A quick blast of radio waves to the nerves of the kidneys can help control high blood pressure in patients who do not respond to conventional treatment, researchers reported on Wednesday.

The device works by selectively severing nerves leading to the kidney that play a key role in regulating blood pressure. In the study, the radio waves effectively lowered the top blood pressure reading by an average of 32 points after just six months, versus no change in those who took the best available medications.

The one-time treatment holds potential for millions of patients struggling to manage their hypertension, the researchers said.

Normal blood pressure is 120 over 80 or lower, while a top reading of more than 140 is considered high blood pressure, which means the blood is exerting excessive force against the vessel walls.

The condition, which affects some 75 million Americans, is the leading risk factor for premature death.  However, just two-thirds of those people are treated, and only half of those treated are actually able to get their blood pressure under control.
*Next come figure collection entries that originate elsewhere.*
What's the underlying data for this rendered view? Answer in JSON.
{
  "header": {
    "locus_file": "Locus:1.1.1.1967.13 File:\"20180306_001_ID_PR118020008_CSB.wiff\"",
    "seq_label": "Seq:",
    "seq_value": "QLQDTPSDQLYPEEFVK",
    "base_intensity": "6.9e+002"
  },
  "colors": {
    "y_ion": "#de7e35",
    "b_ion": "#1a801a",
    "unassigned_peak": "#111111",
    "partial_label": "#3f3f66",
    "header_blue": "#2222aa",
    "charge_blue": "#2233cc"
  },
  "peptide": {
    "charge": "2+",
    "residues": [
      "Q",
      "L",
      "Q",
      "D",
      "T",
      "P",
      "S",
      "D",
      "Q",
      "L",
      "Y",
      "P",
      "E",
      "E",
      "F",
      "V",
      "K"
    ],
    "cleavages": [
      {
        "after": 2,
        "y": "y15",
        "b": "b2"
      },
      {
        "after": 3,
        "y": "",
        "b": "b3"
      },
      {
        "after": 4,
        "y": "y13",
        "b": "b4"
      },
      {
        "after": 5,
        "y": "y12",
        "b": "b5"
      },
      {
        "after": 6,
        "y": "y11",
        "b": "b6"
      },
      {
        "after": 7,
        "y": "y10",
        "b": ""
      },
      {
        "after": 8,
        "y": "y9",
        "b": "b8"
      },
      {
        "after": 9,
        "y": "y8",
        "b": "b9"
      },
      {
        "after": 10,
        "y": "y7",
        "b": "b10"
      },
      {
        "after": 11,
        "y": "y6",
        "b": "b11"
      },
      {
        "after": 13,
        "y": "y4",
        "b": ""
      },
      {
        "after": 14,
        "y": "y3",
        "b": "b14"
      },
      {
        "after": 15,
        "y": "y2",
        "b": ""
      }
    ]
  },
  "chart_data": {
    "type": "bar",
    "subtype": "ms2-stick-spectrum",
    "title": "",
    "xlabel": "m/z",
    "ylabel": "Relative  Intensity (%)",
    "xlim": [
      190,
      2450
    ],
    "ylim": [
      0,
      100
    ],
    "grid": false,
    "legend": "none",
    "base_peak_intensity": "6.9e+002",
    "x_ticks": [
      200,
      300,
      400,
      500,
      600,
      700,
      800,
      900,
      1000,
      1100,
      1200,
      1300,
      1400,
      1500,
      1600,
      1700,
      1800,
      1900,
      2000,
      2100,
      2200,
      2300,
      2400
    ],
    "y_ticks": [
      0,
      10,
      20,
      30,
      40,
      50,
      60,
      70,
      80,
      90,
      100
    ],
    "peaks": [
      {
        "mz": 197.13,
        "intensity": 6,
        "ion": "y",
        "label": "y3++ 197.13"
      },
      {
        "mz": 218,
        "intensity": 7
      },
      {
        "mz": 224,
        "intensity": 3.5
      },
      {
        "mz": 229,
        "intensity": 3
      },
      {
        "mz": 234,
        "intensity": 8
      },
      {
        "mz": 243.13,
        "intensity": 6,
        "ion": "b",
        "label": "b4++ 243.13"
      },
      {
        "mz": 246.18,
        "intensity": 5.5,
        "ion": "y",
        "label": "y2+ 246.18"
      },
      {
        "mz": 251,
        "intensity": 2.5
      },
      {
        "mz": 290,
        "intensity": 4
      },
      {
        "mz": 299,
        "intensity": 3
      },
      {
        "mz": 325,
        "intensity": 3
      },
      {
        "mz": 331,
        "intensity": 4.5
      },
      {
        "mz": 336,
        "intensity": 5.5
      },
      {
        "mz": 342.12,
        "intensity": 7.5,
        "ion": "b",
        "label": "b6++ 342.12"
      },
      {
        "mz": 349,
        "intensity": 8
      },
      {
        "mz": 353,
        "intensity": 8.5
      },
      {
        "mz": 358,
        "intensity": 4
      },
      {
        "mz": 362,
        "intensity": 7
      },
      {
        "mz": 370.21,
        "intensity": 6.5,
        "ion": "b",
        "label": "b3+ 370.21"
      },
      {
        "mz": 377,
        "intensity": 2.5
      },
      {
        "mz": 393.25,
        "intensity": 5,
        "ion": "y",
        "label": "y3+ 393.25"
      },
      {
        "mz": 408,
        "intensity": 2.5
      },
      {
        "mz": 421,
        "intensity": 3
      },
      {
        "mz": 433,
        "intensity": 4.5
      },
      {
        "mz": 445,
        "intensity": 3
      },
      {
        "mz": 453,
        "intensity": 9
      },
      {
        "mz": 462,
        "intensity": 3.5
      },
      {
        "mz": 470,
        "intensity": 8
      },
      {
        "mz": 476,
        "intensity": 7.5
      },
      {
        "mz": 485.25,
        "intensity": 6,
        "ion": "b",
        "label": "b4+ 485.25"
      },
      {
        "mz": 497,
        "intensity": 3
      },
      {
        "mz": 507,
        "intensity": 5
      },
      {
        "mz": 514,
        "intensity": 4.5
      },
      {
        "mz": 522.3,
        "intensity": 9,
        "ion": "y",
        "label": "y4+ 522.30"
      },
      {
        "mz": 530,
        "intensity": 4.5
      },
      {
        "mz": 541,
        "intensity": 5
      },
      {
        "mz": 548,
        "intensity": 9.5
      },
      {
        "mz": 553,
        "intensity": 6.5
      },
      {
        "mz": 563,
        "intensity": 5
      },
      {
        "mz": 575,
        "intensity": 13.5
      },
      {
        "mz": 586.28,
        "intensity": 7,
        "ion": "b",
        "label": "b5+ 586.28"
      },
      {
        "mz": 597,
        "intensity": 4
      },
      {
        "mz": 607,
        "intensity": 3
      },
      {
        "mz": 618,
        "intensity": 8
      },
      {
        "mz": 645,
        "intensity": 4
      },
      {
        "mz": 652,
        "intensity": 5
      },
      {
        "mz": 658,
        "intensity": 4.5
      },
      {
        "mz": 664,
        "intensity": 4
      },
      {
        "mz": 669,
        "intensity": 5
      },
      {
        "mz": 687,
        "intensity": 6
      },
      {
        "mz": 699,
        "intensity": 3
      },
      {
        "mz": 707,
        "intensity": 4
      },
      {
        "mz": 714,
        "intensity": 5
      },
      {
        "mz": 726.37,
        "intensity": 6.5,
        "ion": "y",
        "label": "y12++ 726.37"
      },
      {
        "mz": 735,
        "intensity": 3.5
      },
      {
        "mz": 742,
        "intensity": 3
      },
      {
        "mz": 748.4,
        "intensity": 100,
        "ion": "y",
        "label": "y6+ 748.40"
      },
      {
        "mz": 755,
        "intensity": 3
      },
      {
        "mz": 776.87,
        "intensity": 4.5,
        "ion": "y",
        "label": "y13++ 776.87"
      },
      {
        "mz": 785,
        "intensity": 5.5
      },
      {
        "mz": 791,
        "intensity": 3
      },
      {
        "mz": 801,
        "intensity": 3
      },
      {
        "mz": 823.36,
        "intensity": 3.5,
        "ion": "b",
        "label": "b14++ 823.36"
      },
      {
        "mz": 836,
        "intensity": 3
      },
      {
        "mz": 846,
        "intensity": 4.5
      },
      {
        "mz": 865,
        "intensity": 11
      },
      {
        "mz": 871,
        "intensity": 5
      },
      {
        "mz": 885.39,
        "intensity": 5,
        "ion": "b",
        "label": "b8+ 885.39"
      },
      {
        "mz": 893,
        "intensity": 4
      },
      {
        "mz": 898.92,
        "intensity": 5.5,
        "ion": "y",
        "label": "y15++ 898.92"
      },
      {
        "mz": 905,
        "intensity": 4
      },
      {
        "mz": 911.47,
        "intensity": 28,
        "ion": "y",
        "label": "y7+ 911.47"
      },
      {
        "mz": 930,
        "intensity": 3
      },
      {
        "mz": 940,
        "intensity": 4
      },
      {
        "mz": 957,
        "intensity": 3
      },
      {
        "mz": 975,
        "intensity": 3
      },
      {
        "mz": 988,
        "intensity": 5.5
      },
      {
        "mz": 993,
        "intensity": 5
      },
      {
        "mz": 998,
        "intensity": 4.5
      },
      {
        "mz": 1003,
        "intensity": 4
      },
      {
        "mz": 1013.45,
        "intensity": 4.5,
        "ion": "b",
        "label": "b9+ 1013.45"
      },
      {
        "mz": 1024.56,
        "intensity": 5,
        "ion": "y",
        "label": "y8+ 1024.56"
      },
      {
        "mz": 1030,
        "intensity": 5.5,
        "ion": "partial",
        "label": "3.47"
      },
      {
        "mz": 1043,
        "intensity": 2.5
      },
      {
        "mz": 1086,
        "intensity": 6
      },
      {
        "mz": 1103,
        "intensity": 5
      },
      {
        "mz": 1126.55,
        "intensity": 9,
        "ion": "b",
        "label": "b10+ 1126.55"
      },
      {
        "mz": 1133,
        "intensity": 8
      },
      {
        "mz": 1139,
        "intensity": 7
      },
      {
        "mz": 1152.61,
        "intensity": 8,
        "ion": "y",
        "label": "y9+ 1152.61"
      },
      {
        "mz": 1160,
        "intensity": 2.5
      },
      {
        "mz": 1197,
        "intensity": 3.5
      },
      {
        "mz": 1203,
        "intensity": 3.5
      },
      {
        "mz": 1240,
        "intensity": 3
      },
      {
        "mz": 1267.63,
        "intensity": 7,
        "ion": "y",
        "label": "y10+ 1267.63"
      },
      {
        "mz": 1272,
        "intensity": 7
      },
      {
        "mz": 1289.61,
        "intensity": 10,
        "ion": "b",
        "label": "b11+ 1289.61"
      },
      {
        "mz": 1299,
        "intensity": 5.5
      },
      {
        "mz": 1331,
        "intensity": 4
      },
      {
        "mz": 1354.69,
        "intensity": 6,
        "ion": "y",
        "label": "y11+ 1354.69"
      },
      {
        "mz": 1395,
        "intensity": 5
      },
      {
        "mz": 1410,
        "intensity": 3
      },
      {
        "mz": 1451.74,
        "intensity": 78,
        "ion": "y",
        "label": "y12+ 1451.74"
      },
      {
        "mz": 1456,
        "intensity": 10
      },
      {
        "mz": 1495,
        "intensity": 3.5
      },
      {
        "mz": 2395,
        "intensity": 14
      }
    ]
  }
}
The device under study, made by Mountain View, Calif.-based Ardian Inc., works by disrupting nerves leading into and out of the kidney.  These nerves play a vital role in the body’s “fight or flight” response, or sympathetic nervous system, which can raise blood pressure and heart rate.

“There are a lot of questions, but it is very exciting,” said Dr. Suzanne Oparil of the University of Alabama at Birmingham in an interview with Reuters.

Although procedures that surgically silence these nerves had been shown decades ago to lower blood pressure, they were discarded with the arrival of drugs that target the renin-angiotensin system, which controls blood pressure and fluid retention.

“Those drugs are good but not perfect,” said Dr. Murray Esler of the Baker IDI Heart and Diabetes Institute in Melbourne, Australia.

“We can see that because of their failure in the patients on this trial. They are all on drugs of this type,” said Dr. Murray.

The treatment uses a catheter that is inserted through a puncture in the groin area. The tiny tube is then woven through blood vessels into the artery leading to the kidney.  Once the device is set in place, it applies short bursts of low-power radiofrequency waves that destroy the nerves lining the vessel.  The device continually rotates to ensure no area receives too much energy.

In the study, roughly half of the 106 patients were randomly selected to have the procedure in addition to their medications, while the other half took only medication.

“They were sick hypertensives on an average of five medications in both groups,” said Esler.

After six months, blood pressure among those who received the treatment fell by 32 points on the systolic and 12 points on the diastolic reading, moving some patients into the near-normal range.   There was no change seen among those in the control group.